New York State Senator Bill Perkins, one of Barack Obama’s most prominent supporters in New York, says that the Clinton campaign is to blame for injecting the issue of race into the contest for the Democratic nomination.
When asked about the recent remark from Clinton supporter and Black Entertainment Television founder Robert Johnson that Hillary was working hard for black Americans while "Barack Obama was doing something in the neighborhood" Perkins responded "It’s outrageous."
"People keep making these insinuations and then keep dismissing them as mistakes or misunderstandings," Perkins said. "The reality is everyone gets it. So we have a string of apologies that are starting to sound hypocritical and hollow. Obviously the intention is to fight below the belt. And I think the backlash will be obviously for people to recognize what is going on."
Perkins thinks it’s concerted, and suggested that Bill Clinton was complicit in pushing that message.
"I think that a message has gone out that obviously allows for people to be so careless," he added. "We are very good in this business at people knowing the message, especially those who speak on our behalf. Occasionally we go off message. President Bill Clinton has so often done that with such a consistently alternative message that one wonders if he really is off message."

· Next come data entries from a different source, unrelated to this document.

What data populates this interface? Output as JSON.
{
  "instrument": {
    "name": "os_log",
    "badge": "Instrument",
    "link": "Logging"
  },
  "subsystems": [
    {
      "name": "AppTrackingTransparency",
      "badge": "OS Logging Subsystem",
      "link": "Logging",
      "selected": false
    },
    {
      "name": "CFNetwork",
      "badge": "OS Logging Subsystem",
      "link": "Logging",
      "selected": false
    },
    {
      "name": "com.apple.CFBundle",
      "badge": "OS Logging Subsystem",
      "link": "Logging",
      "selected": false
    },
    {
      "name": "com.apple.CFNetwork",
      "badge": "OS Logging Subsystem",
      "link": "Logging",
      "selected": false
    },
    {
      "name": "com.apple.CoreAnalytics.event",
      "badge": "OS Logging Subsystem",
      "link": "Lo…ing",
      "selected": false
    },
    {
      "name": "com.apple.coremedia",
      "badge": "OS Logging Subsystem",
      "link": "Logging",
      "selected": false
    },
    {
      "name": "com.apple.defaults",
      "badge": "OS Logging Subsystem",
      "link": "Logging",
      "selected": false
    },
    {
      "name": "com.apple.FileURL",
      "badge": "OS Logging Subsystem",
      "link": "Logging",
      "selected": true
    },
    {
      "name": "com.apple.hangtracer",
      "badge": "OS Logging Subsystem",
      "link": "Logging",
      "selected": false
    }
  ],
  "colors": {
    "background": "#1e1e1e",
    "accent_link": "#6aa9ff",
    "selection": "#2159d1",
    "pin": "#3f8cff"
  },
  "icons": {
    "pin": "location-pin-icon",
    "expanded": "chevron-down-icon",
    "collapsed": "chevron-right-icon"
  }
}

In light of Hillary’s assertion on Meet the Press that she would get rid of surrogates and associates making remarks she deems improper about Obama, I asked Perkins if Johnson should be asked to sever his ties to the Clinton campaign.

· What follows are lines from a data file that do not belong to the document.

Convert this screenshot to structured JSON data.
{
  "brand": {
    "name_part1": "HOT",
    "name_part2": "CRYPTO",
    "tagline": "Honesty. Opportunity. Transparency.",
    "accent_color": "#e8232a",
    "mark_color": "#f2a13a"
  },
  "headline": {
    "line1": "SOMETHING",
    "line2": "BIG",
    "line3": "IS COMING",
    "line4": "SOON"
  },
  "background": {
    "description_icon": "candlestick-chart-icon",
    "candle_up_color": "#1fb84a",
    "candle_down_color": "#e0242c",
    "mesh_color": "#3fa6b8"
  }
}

"Of course," said Perkins. But he said he doubted that Hillary really intended to punish her supporters for such remarks. "Can you believe what she says? You say it is unacceptable. You say it is not going to be tolerated. You say people are going to be dismissed. You say that you are going to put a stop to it. If you had a plumber that had such a poor record you’d be drowning."
He also predicted post-election consequences of the racially tinged back-and-forth: "This is a very dangerous thing from the perspective of the body politic because it is along racial lines. This is essentially provoking racial outrage. And we have to live after this, as a country. So how do we govern afterwards with this kind of divisiveness? You can win the race and take us backwards."